The U.S. Food and Drug Administration is investigating the antibiotic azithromycin after a Vanderbilt study shed light on a rare but important risk. The study found a 2.5-fold higher risk of death from cardiac arrhythmia during the first five days of taking azithromycin when compared with another common antibiotic or no antibiotic at all.
Last year doctors wrote more than 55 million prescriptions for azithromycin, which is commonly known as a “Z-Pak.” It is one of the most popular treatments for bacterial sinus infections and bronchitis.
Wayne A. Ray, MS’74, PhD’81, professor of preventive medicine, and C. Michael Stein, the Dan May Professor of Medicine and professor of pharmacology, collaborated on the research published in the May 17 New England Journal of Medicine.

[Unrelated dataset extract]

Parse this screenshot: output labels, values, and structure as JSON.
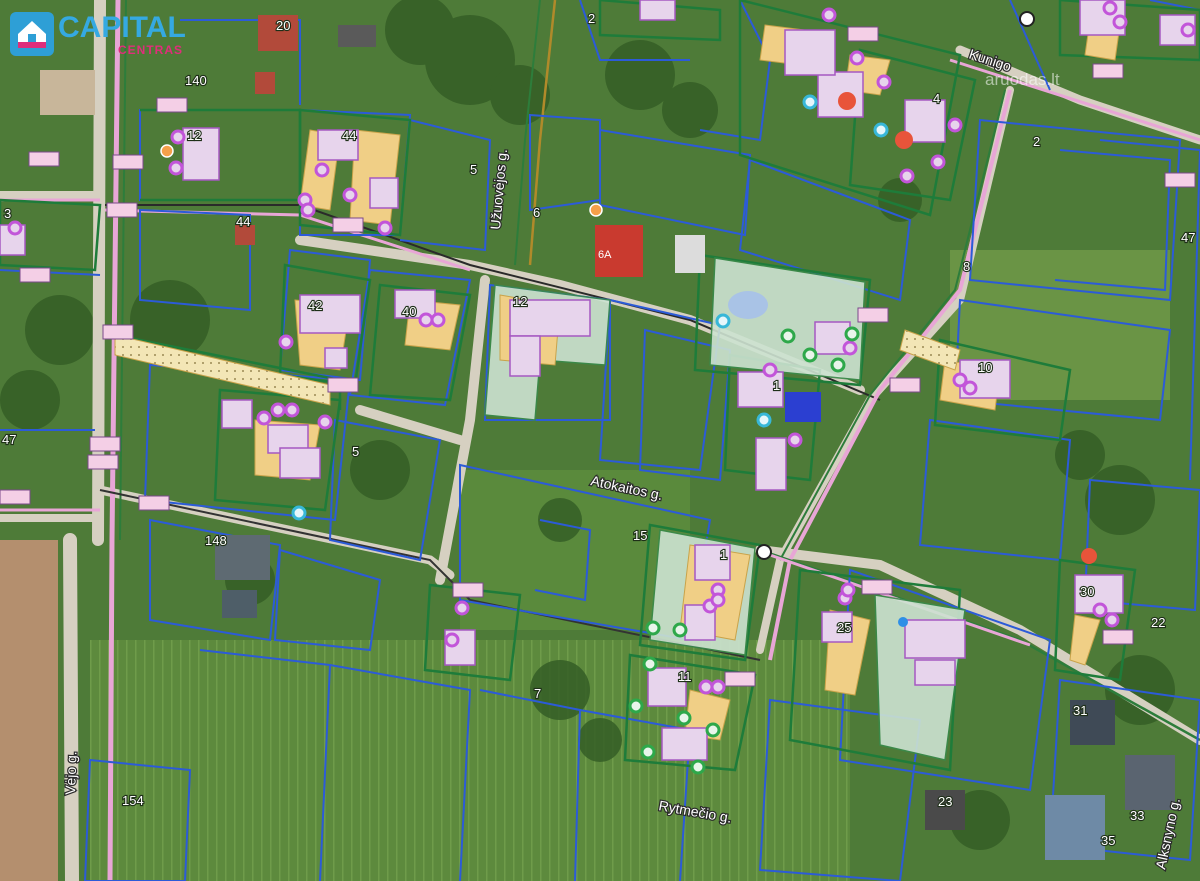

Although azithromycin was previously considered to carry little to no cardiac risk, the researchers noted well-documented FDA database reports linking the drug with serious arrhythmias. Based on this evidence the Vanderbilt researchers sought to examine cardiovascular deaths in patients who were taking the antibiotic. Tennessee Medicaid (TennCare) patient records were examined from 1992 to 2006. The researchers took many steps to rule out other reasons for the increase in cardiovascular deaths among patients taking azithromycin.
About 348,000 recorded prescriptions of azithromycin were compared with millions of similar records from people who were not treated with antibiotics or were treated with other antibiotics. The primary comparison was with amoxicillin, an antibiotic considered to be heart-safe that is used in similar clinical circumstances.
While the absolute number of deaths was quite low, relative to amoxicillin, there were about 47 more deaths per million courses of therapy among those taking azithromycin. That risk increased to 245 additional cardiovascular deaths per million among patients already known to have a high risk for heart problems.
Publication of the Vanderbilt study has garnered widespread attention, with coverage by The New York Times, CBS, NBC and other media outlets.
“For patients with elevated cardiovascular risk and infections for which alternative antibiotics are available, the cardiovascular effects of azithromycin may be an important clinical consideration,” says Ray.